On 3 August, 2022, it was announced that the Solana ecosystem had been targeted by hackers, affecting 9,231 Solana wallets. Four Solana wallet addresses took approximately $4.1 million in total from victims. All wallets affected were at one point created, imported, or used in the Slope wallet applications on iOS and Android. Security researchers discovered that Slope wallet sent sensitive account data to its remote servers in clear text.
In November 2022, the price of Solana dropped by 40 percent in one day following the FTX liquidity crisis since Solana was backed by Alameda Research and was its second-largest holding.
On July 1, 2022, a class action lawsuit was filed against Solana. The lawsuit accused Solana of selling unregistered securities tokens in the form of Solana (SOL) from March 24, 2020, onward and that Solana deliberately misled investors concerning the total circulating supply of SOL tokens.
According to the lawsuit, Anatoly Yakovenko, the founder of Solana Labs, lent a market maker more than 11.3 million tokens in April 2020 and failed to disclose this information to the public. The lawsuit claimed that Solana stated it would reduce the supply by this amount, but it only burned 3.3 million tokens.
Solana achieves consensus using a proof-of-stake mechanism and its model, known as "proof-of-history" mechanism. Proof of history enables the network to operate faster because nodes do not need to communicate to validate a block. The Solana whitepaper describes this design as a decentralized clock. Proof of history enables network participants to have a high degree of certainty that an event took place at a specific moment in time. An example of proof of history is when a person takes a picture of today's newspaper with the date and time recorded so that it can be used to verify the newspaper in the future.
Like various other blockchains, Solana can run smart contracts.

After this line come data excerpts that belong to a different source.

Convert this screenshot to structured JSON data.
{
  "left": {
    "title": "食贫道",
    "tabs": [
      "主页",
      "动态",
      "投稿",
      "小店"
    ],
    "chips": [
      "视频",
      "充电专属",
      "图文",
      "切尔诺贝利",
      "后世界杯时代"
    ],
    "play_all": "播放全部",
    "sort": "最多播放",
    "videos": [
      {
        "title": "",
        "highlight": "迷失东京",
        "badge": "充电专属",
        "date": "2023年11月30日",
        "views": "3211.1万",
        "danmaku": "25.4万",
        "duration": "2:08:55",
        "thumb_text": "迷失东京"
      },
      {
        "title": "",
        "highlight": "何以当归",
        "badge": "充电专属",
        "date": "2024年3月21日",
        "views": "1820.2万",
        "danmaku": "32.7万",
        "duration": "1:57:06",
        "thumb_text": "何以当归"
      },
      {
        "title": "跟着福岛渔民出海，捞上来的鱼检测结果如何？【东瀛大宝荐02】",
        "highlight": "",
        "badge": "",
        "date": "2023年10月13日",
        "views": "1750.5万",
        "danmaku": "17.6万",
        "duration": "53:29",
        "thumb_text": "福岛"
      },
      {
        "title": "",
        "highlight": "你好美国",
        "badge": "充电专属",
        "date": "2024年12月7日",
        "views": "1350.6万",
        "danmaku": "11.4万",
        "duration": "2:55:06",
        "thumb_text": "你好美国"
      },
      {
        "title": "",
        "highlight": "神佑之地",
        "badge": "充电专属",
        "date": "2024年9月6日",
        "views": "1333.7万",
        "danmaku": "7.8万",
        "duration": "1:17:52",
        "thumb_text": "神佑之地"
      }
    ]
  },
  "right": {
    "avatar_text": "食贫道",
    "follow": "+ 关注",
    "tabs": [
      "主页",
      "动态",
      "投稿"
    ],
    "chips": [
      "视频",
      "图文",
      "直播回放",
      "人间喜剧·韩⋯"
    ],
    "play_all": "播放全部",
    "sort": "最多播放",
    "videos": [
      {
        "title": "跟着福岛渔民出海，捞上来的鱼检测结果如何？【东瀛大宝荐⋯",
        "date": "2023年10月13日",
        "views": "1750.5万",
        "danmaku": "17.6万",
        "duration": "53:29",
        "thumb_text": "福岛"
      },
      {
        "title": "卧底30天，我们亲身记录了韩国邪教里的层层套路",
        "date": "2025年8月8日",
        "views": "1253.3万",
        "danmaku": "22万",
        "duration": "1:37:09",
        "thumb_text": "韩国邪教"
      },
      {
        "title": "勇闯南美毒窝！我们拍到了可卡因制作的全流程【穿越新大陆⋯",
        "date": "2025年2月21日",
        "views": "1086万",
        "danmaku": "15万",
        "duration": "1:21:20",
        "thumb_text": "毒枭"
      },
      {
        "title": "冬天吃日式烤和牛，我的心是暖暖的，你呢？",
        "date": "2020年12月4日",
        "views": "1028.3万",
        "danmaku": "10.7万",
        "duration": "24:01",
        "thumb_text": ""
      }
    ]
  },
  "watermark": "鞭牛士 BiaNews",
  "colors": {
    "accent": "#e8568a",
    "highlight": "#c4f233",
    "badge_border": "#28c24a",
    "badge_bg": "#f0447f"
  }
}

Solana's execution environment is based on eBPF, which allows the Rust, C, and C++ programming languages to be used.[third-party source needed]
Solana has experienced multiple outages in 2021 and 2022.
On 14 September, 2021, the Solana blockchain went offline after a surge of transactions caused the network to fork, and different validators had different views of the state of the network. The network was brought back online the next day on 15 September, 2021. The Solana blockchain again went offline on 1 May and 31 May, 2022. The outage at the beginning of the month lasted roughly seven hours, and the one at the end of the month lasted about four and a half hours.
On 30 April and 1 May, 2022, Solana experienced major outages due to being taken offline by bots. On 1 June, 2022 Solana reportedly suffered another outage due to a bug in how the blockchain processes offline transactions. On 1 October, 2022, the Solana network went down for 6 hours due to a single misconfigured node.